As with any type of manufacturing, pharm production involves a far-reaching supply chain with multiple partners. That includes providers of APIs, which are often in China, as well as outsourced manufacturing partners, often in India. Regardless of location, the natural tendency of supply-chain and procurement professionals is one of resistance to change. And when regulations and compliance oversight comes into play, changing any point in the supply chain can be both time-consuming and logistically challenging. A protracted trade war could give India a greater opportunity to extend its influence and fill the gap that would be created if U.S. companies were to cut China out of the supply chain. Indian companies are almost surely looking at an opportunity to fill the void.

One potential interim solution would be to follow a path of “tariff engineering,” with the most immediate option being a move to India as an alternative supplier of APIs. However, doing so would yield limited benefits. India still depends on China for most of its APIs, and a move to India would simply make that country into an intermediary, raising the price of drugs sold in the U.S.

A “right-first-time” approach to pharmaceuticals manufacturing is essential to product safety. It involves ensuring optimal supply chain performance, and guaranteeing that outsourced manufacturing, as well as raw ingredients, meet rigorous standards. India has not yet quite measured up to China in terms of product safety, and in 2017, China joined an international body to determine quality specifications for the U.S., Europe and Japan.

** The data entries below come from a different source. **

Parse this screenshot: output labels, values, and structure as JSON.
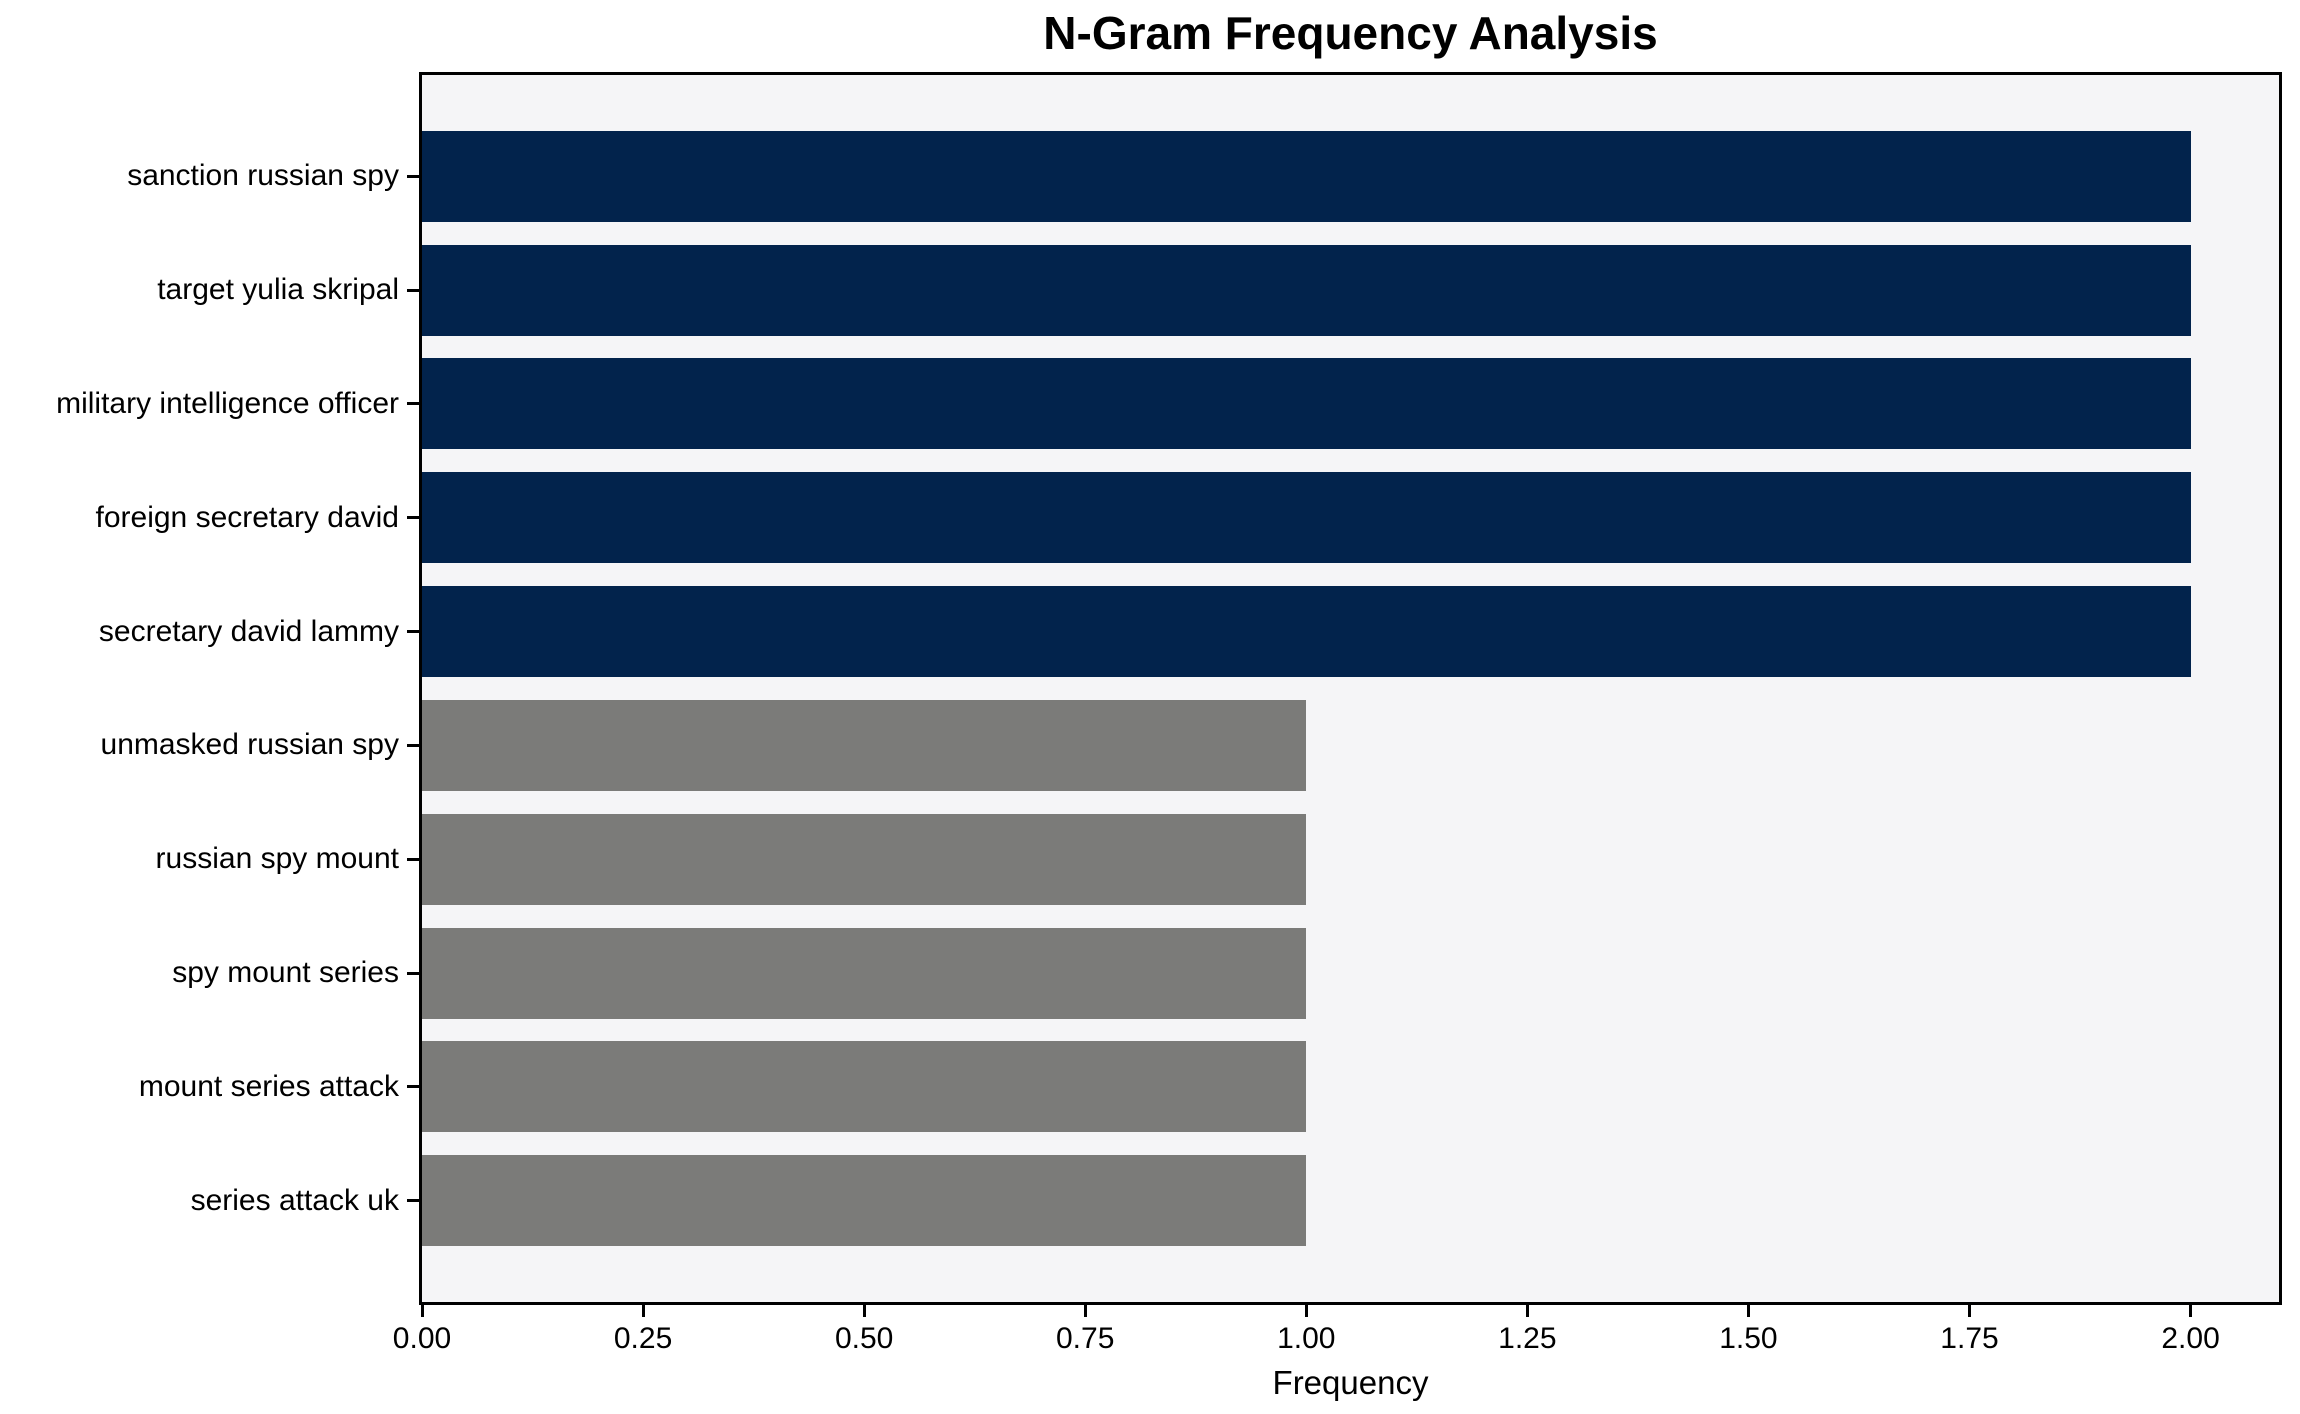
{
  "chart_data": {
    "type": "bar",
    "orientation": "horizontal",
    "title": "N-Gram Frequency Analysis",
    "xlabel": "Frequency",
    "ylabel": "",
    "categories": [
      "sanction russian spy",
      "target yulia skripal",
      "military intelligence officer",
      "foreign secretary david",
      "secretary david lammy",
      "unmasked russian spy",
      "russian spy mount",
      "spy mount series",
      "mount series attack",
      "series attack uk"
    ],
    "values": [
      2,
      2,
      2,
      2,
      2,
      1,
      1,
      1,
      1,
      1
    ],
    "bar_colors": [
      "#02234c",
      "#02234c",
      "#02234c",
      "#02234c",
      "#02234c",
      "#7b7b79",
      "#7b7b79",
      "#7b7b79",
      "#7b7b79",
      "#7b7b79"
    ],
    "xlim": [
      0,
      2.1
    ],
    "xticks": [
      {
        "value": 0.0,
        "label": "0.00"
      },
      {
        "value": 0.25,
        "label": "0.25"
      },
      {
        "value": 0.5,
        "label": "0.50"
      },
      {
        "value": 0.75,
        "label": "0.75"
      },
      {
        "value": 1.0,
        "label": "1.00"
      },
      {
        "value": 1.25,
        "label": "1.25"
      },
      {
        "value": 1.5,
        "label": "1.50"
      },
      {
        "value": 1.75,
        "label": "1.75"
      },
      {
        "value": 2.0,
        "label": "2.00"
      }
    ],
    "grid": false,
    "legend_position": "none",
    "colors": {
      "bar_primary": "#02234c",
      "bar_secondary": "#7b7b79",
      "plot_background": "#f5f5f7",
      "figure_background": "#ffffff",
      "spine": "#000000",
      "text": "#000000"
    }
  }
}
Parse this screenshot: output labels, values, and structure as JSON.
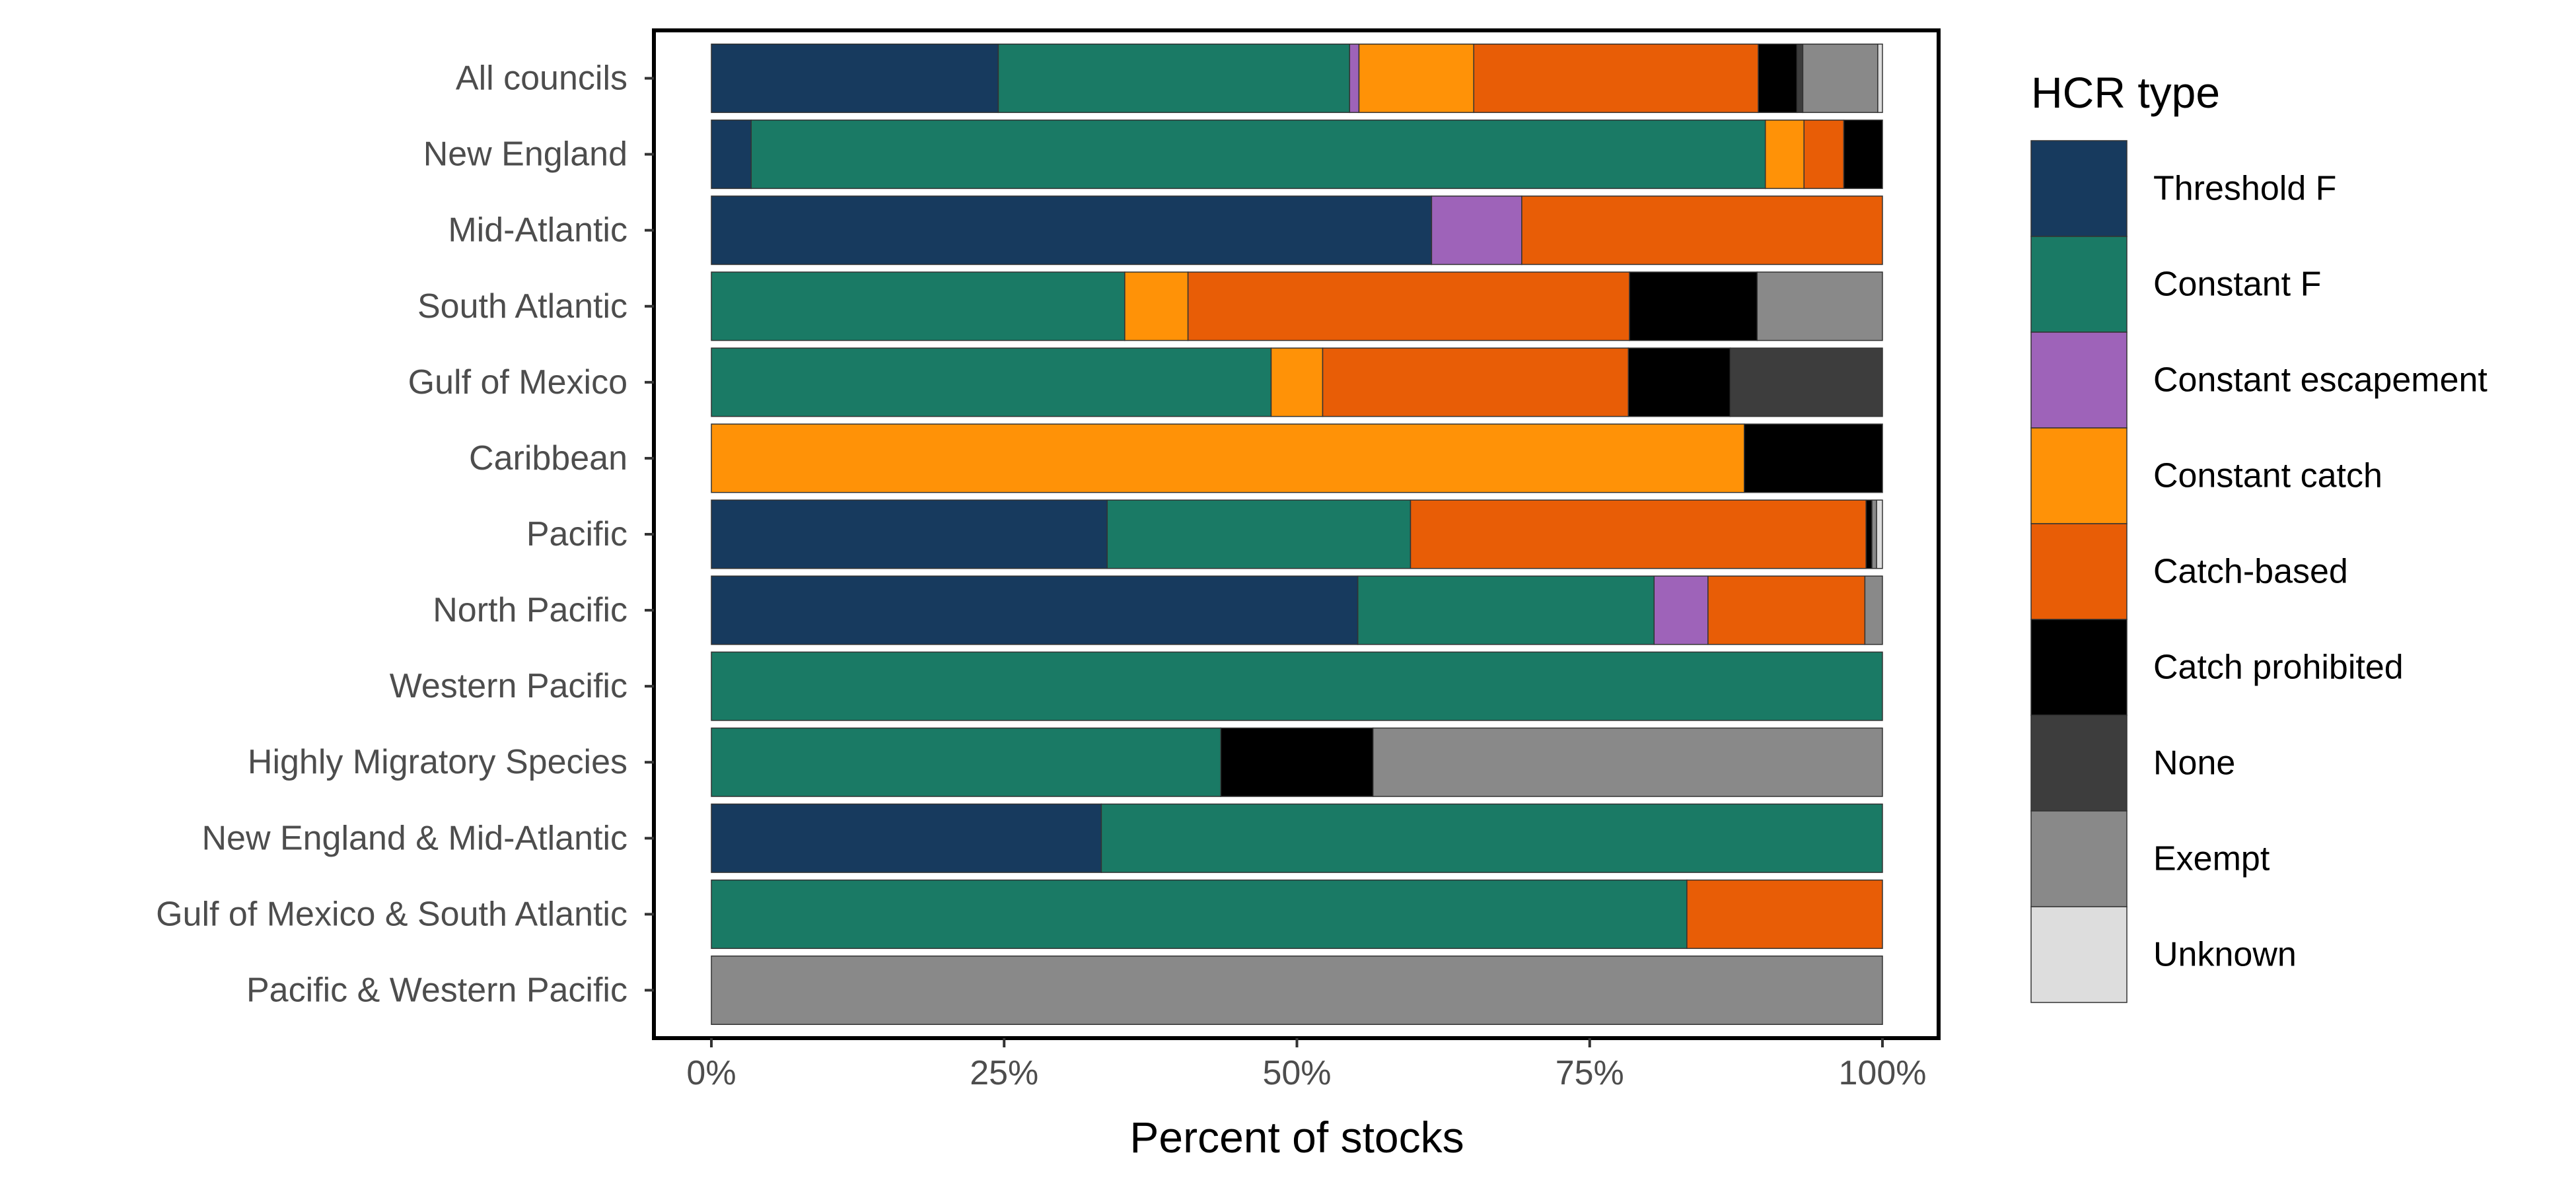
{
  "chart_data": {
    "type": "bar",
    "orientation": "horizontal",
    "stacked": true,
    "xlabel": "Percent of stocks",
    "ylabel": "",
    "xlim": [
      0,
      100
    ],
    "x_ticks": [
      0,
      25,
      50,
      75,
      100
    ],
    "x_tick_labels": [
      "0%",
      "25%",
      "50%",
      "75%",
      "100%"
    ],
    "grid": false,
    "legend": {
      "title": "HCR type",
      "position": "right"
    },
    "categories": [
      "All councils",
      "New England",
      "Mid-Atlantic",
      "South Atlantic",
      "Gulf of Mexico",
      "Caribbean",
      "Pacific",
      "North Pacific",
      "Western Pacific",
      "Highly Migratory Species",
      "New England & Mid-Atlantic",
      "Gulf of Mexico & South Atlantic",
      "Pacific & Western Pacific"
    ],
    "series": [
      {
        "name": "Threshold F",
        "color": "#173A5E",
        "values": [
          24.5,
          3.4,
          61.5,
          0,
          0,
          0,
          33.8,
          55.2,
          0,
          0,
          33.3,
          0,
          0
        ]
      },
      {
        "name": "Constant F",
        "color": "#1A7A65",
        "values": [
          30.0,
          86.6,
          0,
          35.3,
          47.8,
          0,
          25.9,
          25.3,
          100,
          43.5,
          66.7,
          83.3,
          0
        ]
      },
      {
        "name": "Constant escapement",
        "color": "#9E63B9",
        "values": [
          0.8,
          0,
          7.7,
          0,
          0,
          0,
          0,
          4.6,
          0,
          0,
          0,
          0,
          0
        ]
      },
      {
        "name": "Constant catch",
        "color": "#FF9207",
        "values": [
          9.8,
          3.3,
          0,
          5.4,
          4.4,
          88.2,
          0,
          0,
          0,
          0,
          0,
          0,
          0
        ]
      },
      {
        "name": "Catch-based",
        "color": "#E85D06",
        "values": [
          24.3,
          3.4,
          30.8,
          37.7,
          26.1,
          0,
          38.9,
          13.4,
          0,
          0,
          0,
          16.7,
          0
        ]
      },
      {
        "name": "Catch prohibited",
        "color": "#000000",
        "values": [
          3.3,
          3.3,
          0,
          10.9,
          8.7,
          11.8,
          0.5,
          0,
          0,
          13.0,
          0,
          0,
          0
        ]
      },
      {
        "name": "None",
        "color": "#3D3D3D",
        "values": [
          0.5,
          0,
          0,
          0,
          13.0,
          0,
          0,
          0,
          0,
          0,
          0,
          0,
          0
        ]
      },
      {
        "name": "Exempt",
        "color": "#898989",
        "values": [
          6.4,
          0,
          0,
          10.7,
          0,
          0,
          0.4,
          1.5,
          0,
          43.5,
          0,
          0,
          100
        ]
      },
      {
        "name": "Unknown",
        "color": "#DDDDDD",
        "values": [
          0.4,
          0,
          0,
          0,
          0,
          0,
          0.5,
          0,
          0,
          0,
          0,
          0,
          0
        ]
      }
    ]
  }
}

Repercussions could range from higher prices to shortages and new challenges in the compliance pipeline, as pharmaceuticals manufacturers are forced to look to new suppliers. Three critical steps to take in preparation include:

• Reinforce internal processes to ensure that should new suppliers become necessary, they will be compliant with both internal manufacturing protocols as well as FDA compliance mandates.
• Anticipate and prepare for higher costs. Re-sourcing key APIs that traditionally come from China is likely to result in higher costs for consumers. Companies can take two steps to mitigate this inevitability: a public relations outreach program to prepare consumers in case of rising prices, and an internal look at other operational processes, to determine whether costs can be cut elsewhere without disrupting quality levels and delivery schedules.
• Take a critical look at the global supply chain as it currently exists. An inventory of all suppliers, and analysis of potential risks that could result from trade disruption, is in order. While re-sourcing might not be immediately necessary, now is the time to seek out alternatives so a backup supply chain can be in place should a primary source become too expensive or unavailable.

A prolonged trade war could cause lasting disruption to pharmaceutical manufacturing supply chains, severe shortages of life-saving treatments, and rising consumer prices. Pharmaceutical companies must take action now to ensure they are prepared.

Bill Connell is a principal at Tunnell Consulting.